Roscoe machte dem Mann mit der Shotgun ein Zeichen. Er trank zunächst sein Bier aus, kam dann mit der Waffe im Anschlag auf Jackson zu. "Keine Bewegung, du Ratte, sonst vermodern deine Knochen auf dem hiesigen Boothill!", zischte er. Roscoe sammelte unterdessen das Geld ein, das auf dem Tisch lag.

"Durchsuch ihn, Finn!", zischte er an den Mann mit der Shotgun.

Dieser begann sofort damit. Drei Dollar waren alles was, was er noch aus den Taschen des Cowboys hervorholte. Jackson ließ das über sich ergehen. Aber seine Wut war ihm anzusehen. Andererseits war er bei aller Hitzigkeit kein Selbstmörder. Der Lauf der Shotgun drückte ihm in den Bauch. Innerhalb eines Augenaufschlags konnte der Kerl mit der Shotgun sein Lebenslicht einfach ausblasen.

Plötzlich riss Finn die Shotgun herum.

Für sein Opfer völlig unerwartet schmetterte er Jackson den Schaft der Waffe in den Bauch. Der Lauf traf Jackson im Gesicht. Der Cowboy taumelte zurück, riss einen Stuhl um, stolperte dann gegen einen benachbarten Tisch, der unter seiner Last zusammenbrach.

"Wir spielen weiter!", sagte der einäugige Roscoe.

Finn grinste. "Du solltest ihm dankbar sein!", meinte er. "Normalerweise pflegt er Falschspieler einfach über den Haufen zu schießen. Dir gibt er noch 'ne Chance!" Finn zuckte die Achseln. "Muss einen Narren an dir gefressen haben..."

Saul Jackson atmete tief durch. Langsam erholte er sich von den Schlägen, die er bekommen hatte. Blut rann ihm aus der Nase, wo ihn der Lauf der Shotgun getroffen hatte.

"Wir spielen weiter - aber der Einsatz ist diesmal etwas heikel für dich."

"Was meinst du damit?", ächzte der am Boden liegende Jackson.

Roscoe begann die Karten zu mischen und lachte.

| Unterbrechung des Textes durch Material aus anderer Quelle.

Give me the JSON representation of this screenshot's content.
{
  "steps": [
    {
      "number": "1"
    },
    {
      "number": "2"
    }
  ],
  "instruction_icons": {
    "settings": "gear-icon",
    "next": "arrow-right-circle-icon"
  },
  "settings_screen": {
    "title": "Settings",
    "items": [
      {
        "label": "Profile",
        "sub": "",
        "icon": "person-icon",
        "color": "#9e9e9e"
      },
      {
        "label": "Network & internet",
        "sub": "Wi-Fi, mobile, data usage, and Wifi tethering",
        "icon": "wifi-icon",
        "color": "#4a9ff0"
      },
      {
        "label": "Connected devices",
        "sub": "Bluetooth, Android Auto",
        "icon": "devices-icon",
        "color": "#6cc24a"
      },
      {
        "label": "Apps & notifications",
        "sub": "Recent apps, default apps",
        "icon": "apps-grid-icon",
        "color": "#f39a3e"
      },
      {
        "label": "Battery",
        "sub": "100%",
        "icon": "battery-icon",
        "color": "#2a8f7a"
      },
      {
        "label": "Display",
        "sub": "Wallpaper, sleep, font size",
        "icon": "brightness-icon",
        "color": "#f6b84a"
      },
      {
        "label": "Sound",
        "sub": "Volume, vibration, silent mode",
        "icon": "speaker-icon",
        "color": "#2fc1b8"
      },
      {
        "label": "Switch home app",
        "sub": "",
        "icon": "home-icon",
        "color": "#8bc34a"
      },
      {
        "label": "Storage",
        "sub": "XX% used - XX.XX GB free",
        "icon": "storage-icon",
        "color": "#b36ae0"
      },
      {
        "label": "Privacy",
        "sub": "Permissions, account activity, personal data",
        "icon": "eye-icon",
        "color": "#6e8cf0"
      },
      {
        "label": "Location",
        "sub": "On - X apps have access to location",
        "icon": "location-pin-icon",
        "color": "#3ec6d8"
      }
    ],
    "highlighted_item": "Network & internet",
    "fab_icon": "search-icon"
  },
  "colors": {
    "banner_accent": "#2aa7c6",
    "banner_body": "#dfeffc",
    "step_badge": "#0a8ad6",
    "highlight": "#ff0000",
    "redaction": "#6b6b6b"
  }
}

"Wir spielen um dein Leben, Hombre!"

"Ihr seid verrückt!"

"Ich glaube eher, du bist verrückt! Normalerweise wagt es niemand, mit John Roscoe falsch zu spielen..." Der Einäugige teilte die Karten aus. Er machte das alles nur mit seiner Rechten. Die Linke blieb unter dem Tisch. Er hatte eine geschickte Rechte. Es war zweifellos die Hand eines professionellen Kartentricksers. Offenbar war er in der Vergangenheit schon einmal in der Brache tätig gewesen. Die Karten flogen nur so über den Tisch.

"Nimm dein Blatt, Hombre und sieh dir dein Schicksal an..."

Saul Jackson atmete tief durch.

Sein Blick schweifte.

Von keinem im Saloon hatte er Hilfe zu erwarten, das war ihm jetzt klar geworden. Und bis jemand den Sheriff gerufen hatte, war dieses grausame Spiel wahrscheinlich schon zu Ende.

"Wenn du gewinnst, bekommst du alles, was hier eben auf dem Tisch lag", sagte der Einäugige.

"Und wenn ich verliere, dann..."

"Dann schießt Finn dir mit dem Spielzeug in seiner Hand den Kopf weg!"

Jackson hielt es nicht mehr aus. Er hatte keine Chance, das wusste er. Aber er dachte nicht daran, sich einfach abknallen zu lassen. Seine Hand ging in Richtung des Holsters.

Er kam nicht einmal dazu, die Waffe hervorzureißen, da bellte bereits ein Schuss.

Eine Sekunde später ein zweiter.

Jacksons Körper zuckte, blieb dann reglos liegen.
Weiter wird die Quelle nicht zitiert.